I've created an Aspect which contains an @Transactional annotation. My advice is being invoked as expected, but the new entity AuditRecord is never saved to the database, it looks like my @Transactional annotation is not working.
@Aspect
@Order(100)
public class ServiceAuditTrail {
private AppService appService;
private FooRecordRepository fooRecordRepository;
@AfterReturning("execution(* *.app.services.*.*(..))")
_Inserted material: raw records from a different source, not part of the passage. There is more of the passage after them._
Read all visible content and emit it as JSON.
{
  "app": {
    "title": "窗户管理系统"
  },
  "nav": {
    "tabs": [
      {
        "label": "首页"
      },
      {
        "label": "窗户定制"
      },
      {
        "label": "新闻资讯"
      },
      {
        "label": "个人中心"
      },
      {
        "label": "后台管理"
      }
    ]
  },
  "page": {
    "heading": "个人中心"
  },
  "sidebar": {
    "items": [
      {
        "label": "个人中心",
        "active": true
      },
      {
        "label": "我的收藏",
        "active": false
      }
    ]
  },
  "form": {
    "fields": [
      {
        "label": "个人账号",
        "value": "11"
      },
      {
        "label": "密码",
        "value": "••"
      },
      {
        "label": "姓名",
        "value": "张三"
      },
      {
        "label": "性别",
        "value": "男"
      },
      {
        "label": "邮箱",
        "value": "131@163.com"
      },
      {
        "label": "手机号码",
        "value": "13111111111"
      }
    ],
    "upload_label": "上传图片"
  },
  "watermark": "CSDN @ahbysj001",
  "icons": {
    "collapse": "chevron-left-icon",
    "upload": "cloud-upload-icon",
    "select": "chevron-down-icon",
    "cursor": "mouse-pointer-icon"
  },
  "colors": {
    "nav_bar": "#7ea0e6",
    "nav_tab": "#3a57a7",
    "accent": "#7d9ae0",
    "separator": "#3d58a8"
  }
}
public void logAuditTrail(JoinPoint jp){
Object[] signatureArgs = jp.getArgs();
String methodName = jp.getSignature().getName();
List<String> args = new ArrayList<String>();
for(Object arg : signatureArgs){
args.add(arg.toString());
}
createRecord(methodName, args);
}
@Transactional
private void createRecord(String methodName, List<String> args){
AuditRecord auditRecord = new AuditRecord();
auditRecord.setDate(new Date());
auditRecord.setAction(methodName);
auditRecord.setDetails(StringUtils.join(args, ";"));
auditRecord.setUser(appService.getUser());
fooRecordRepository.addAuditRecord(auditRecord);
}
public void setAppService(AppService appService) {
this.appService = appService;
}
public void setFooRecordRepository(FooRecordRepository fooRecordRepository) {
this.fooRecordRepository= fooRecordRepository;
}
}
The bean context is as follows:
<tx:annotation-driven transaction-manager="txManager.main" order="200"/>
<aop:aspectj-autoproxy />
<bean id="app.aspect.auditTrail" class="kernel.audit.ServiceAuditTrail">
<property name="appService" ref="app.service.generic" />
<property name="fooRecordRepository" ref="domain.repository.auditRecord" />
</bean>
My pointcut is intercepting only interfaces (service interfaces). The service methods may or may not be transactional. If the service method is transactional, I would like that transaction to be rolled back if the Advice fails for some reason.
My question: Why is the transactional annotation being ignored? This is my first time building an AOP service with Spring, I would also welcome any architectural or implementation improvements.
Thanks!
In Spring, @Transactional
works by creating a proxy of your class (either a Java or cglib proxy) and intercepting the annotated method. This means that @Transactional
doesn't work if you are calling the annotated method from another method of the same class.
Just move the createRecord
method to a new class (don't forget to make it a Spring bean too) and it will work.